Information can be found in Section 6 of the: Rules of the Supreme Judicial Court 3:01 Attorney.

3. May I request advance advisory on my eligibility for Admission on Motion?

Yes, you may submit a letter to the Board of Bar Examiners with any questions regarding your eligibility to apply for Admission on Motion. Follow the guidelines for seeking an Advanced Determination of Eligibility for Admission on Motion pdf format of Letters of Inquiry regarding Admission on Motion
.

4. I am unable to get my MPRE score from NCBE because I took the MPRE prior to 1999. What do I do?
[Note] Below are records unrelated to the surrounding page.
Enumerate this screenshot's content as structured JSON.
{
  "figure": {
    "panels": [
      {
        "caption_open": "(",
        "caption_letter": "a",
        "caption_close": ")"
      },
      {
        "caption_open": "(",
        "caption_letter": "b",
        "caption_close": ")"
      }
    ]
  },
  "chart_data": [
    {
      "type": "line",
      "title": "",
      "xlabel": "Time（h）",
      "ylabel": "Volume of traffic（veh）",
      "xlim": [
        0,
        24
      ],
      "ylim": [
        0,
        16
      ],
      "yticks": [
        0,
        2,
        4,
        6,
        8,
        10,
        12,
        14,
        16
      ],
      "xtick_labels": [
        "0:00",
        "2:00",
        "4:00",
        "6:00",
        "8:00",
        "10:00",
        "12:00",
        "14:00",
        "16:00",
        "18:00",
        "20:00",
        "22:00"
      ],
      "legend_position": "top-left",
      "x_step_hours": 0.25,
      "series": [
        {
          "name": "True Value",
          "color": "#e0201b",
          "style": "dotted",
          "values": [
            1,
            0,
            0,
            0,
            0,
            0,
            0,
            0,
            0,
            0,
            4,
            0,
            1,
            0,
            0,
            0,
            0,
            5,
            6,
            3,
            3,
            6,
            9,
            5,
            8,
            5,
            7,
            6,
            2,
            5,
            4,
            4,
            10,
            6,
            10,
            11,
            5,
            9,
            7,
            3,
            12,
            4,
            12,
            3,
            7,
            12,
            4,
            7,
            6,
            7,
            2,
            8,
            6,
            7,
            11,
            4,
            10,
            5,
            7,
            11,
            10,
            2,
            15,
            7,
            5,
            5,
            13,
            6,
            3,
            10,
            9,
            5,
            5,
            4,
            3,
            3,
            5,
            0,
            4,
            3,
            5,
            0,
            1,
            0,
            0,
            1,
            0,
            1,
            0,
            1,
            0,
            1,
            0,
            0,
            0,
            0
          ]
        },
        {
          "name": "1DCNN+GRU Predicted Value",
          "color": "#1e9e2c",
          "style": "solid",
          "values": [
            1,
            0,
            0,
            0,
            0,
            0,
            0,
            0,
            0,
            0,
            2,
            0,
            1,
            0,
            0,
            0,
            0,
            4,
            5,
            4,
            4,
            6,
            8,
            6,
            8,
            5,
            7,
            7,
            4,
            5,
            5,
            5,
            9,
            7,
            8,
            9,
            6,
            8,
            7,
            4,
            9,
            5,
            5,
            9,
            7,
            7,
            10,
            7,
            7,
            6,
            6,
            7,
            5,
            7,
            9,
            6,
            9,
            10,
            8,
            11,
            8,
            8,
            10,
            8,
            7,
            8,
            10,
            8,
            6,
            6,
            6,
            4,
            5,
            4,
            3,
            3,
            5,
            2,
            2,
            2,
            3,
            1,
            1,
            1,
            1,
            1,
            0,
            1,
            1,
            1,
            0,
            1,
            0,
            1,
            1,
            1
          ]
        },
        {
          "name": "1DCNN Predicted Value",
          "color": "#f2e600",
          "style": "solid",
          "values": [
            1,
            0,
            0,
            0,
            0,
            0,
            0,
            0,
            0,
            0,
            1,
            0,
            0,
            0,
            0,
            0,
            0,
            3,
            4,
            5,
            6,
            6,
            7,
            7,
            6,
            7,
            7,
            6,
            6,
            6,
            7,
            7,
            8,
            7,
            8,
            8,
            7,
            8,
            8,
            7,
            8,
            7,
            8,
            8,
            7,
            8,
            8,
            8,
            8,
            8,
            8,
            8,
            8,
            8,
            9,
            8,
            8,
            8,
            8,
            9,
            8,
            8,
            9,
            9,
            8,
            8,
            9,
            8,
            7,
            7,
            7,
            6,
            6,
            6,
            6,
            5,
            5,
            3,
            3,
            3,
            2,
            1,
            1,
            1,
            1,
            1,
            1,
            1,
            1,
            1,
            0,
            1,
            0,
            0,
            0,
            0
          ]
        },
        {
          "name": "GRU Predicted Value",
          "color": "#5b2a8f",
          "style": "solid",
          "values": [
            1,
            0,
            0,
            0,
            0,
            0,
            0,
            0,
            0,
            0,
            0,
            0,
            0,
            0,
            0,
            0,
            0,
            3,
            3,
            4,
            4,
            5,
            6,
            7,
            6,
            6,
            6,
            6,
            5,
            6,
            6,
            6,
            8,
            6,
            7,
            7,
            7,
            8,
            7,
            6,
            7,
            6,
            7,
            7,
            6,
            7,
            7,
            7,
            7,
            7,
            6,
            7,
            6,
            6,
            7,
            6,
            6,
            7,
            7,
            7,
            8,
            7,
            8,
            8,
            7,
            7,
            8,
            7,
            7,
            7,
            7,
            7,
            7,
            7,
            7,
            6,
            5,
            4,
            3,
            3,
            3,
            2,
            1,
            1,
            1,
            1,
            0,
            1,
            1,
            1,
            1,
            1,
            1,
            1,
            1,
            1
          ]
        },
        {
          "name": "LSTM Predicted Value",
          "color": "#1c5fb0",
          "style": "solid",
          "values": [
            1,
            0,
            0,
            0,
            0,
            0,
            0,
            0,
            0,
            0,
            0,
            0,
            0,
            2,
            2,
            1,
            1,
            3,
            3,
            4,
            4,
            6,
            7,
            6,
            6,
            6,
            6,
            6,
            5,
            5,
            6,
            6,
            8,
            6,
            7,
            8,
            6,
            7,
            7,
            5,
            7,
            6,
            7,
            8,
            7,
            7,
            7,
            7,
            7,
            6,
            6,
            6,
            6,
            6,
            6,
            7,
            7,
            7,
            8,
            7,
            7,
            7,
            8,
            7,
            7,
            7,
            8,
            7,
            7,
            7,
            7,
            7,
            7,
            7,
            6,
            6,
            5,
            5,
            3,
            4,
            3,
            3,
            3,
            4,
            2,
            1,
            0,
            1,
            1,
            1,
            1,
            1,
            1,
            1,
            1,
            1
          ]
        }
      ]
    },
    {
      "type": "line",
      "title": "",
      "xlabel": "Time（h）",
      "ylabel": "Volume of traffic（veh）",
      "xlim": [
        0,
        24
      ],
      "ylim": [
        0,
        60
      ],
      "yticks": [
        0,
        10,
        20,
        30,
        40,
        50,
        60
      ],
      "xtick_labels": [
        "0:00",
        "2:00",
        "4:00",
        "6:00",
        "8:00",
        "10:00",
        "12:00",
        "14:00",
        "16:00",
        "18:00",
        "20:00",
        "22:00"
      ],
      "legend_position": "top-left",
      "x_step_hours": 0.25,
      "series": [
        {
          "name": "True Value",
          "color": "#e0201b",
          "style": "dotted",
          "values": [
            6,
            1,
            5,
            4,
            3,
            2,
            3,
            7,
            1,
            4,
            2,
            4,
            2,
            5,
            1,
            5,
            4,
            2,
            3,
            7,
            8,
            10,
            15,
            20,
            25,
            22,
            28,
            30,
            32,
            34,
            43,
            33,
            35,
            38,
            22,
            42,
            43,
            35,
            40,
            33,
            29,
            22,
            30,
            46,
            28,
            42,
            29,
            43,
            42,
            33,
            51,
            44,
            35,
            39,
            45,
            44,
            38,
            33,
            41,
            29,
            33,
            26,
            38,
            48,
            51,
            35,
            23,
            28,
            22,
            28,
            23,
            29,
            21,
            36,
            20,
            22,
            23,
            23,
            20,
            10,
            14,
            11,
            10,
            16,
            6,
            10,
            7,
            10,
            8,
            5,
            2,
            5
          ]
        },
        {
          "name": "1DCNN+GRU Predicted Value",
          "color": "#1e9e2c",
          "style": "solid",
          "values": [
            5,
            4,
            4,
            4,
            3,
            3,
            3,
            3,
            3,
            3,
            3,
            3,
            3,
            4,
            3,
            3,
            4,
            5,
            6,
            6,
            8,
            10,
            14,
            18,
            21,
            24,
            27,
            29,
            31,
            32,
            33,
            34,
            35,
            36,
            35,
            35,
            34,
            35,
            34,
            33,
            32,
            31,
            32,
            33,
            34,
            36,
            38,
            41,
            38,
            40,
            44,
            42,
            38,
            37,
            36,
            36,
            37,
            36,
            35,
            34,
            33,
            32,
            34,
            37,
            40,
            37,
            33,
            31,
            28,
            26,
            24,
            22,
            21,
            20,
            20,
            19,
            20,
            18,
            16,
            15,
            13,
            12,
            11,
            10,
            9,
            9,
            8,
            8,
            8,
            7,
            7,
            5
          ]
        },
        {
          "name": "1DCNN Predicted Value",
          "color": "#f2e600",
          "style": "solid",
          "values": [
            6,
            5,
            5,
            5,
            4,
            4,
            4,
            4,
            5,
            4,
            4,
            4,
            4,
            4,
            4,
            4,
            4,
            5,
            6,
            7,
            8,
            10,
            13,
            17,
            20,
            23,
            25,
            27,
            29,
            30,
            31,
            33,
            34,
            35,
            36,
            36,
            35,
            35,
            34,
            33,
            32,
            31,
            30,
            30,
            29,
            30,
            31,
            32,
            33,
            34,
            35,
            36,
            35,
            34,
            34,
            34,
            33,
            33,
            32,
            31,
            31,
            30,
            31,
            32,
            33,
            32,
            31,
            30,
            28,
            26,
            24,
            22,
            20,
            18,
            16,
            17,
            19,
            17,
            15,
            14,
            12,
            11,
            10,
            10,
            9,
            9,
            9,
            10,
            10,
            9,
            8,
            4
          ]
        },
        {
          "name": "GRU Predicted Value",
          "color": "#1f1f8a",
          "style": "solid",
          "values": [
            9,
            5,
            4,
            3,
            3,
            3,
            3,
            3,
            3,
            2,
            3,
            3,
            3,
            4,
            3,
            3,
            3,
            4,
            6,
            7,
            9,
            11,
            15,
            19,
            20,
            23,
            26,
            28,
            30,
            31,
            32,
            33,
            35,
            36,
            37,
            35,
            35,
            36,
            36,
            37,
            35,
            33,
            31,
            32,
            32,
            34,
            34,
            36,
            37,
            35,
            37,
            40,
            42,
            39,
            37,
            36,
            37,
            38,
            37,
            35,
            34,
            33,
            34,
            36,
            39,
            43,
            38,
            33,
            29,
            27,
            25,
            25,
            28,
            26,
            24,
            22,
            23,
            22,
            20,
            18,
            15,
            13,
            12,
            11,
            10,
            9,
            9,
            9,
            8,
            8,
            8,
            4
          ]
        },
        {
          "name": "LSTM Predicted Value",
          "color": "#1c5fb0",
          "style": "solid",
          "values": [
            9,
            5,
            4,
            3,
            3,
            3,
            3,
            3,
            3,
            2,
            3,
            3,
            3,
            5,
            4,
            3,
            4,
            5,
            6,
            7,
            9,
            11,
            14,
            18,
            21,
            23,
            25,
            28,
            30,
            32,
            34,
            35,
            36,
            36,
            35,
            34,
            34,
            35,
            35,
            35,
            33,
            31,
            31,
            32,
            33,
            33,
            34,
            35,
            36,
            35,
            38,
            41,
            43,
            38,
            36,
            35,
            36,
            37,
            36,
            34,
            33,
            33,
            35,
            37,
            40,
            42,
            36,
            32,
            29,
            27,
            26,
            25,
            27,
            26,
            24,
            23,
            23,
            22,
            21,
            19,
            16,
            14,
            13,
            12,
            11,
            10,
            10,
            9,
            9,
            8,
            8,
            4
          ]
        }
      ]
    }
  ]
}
The National Conference of Bar Examiners (NCBE) will no longer provide Multistate Professional Score Reports (MPRE) from tests taken prior to 1999.  If you took the MPRE prior to 1999, contact the jurisdictions to which you have been admitted to practice law. They may have a copy of your MPRE score report in your application or they may be able to certify your score. If unable to obtain this information, please contact the Supreme Judicial Court Clerk’s Office at (617) 557-1050.

5. I took the MPRE and my score was lower than the scaled score of 85 required by Massachusetts.  My score was sufficient for the jurisdiction that admitted me.  Will Massachusetts accept this MPRE score?

Yes, a passing score for a jurisdiction in which you are admitted will be accepted when Applying for Admission on Motion in Massachusetts.

6. What guidance is available relative to the condition set out by S.J.C. Rule 3:01, §6.1.1 requiring that applicants for admission on motion be engaged in the active practice of law for five of the seven years immediately preceding the filing of the application?

While the Board of Bar Examiners encourages attorneys to seek an advanced determination of their eligibility for motion admission by submitting a Letter of Inquiry (see Letters of Inquiry regarding Admission on Motion pdf format of Letters of Inquiry regarding Admission on Motion
) prior to filing an application, the Supreme Judicial Court has provided some guidance:  “Implicit in the requirement that an applicant shall have been engaged in the active practice of law for at least five of the seven years immediately preceding the filing of his petition, see S.J.C. Rule 3:01, § 6.1.1, is the principle that such practice must have been authorized by the State where the applicant had been working as an attorney.”  Schomer v. Board of Bar Examiners, 465 Mass. 55, 59 (2013).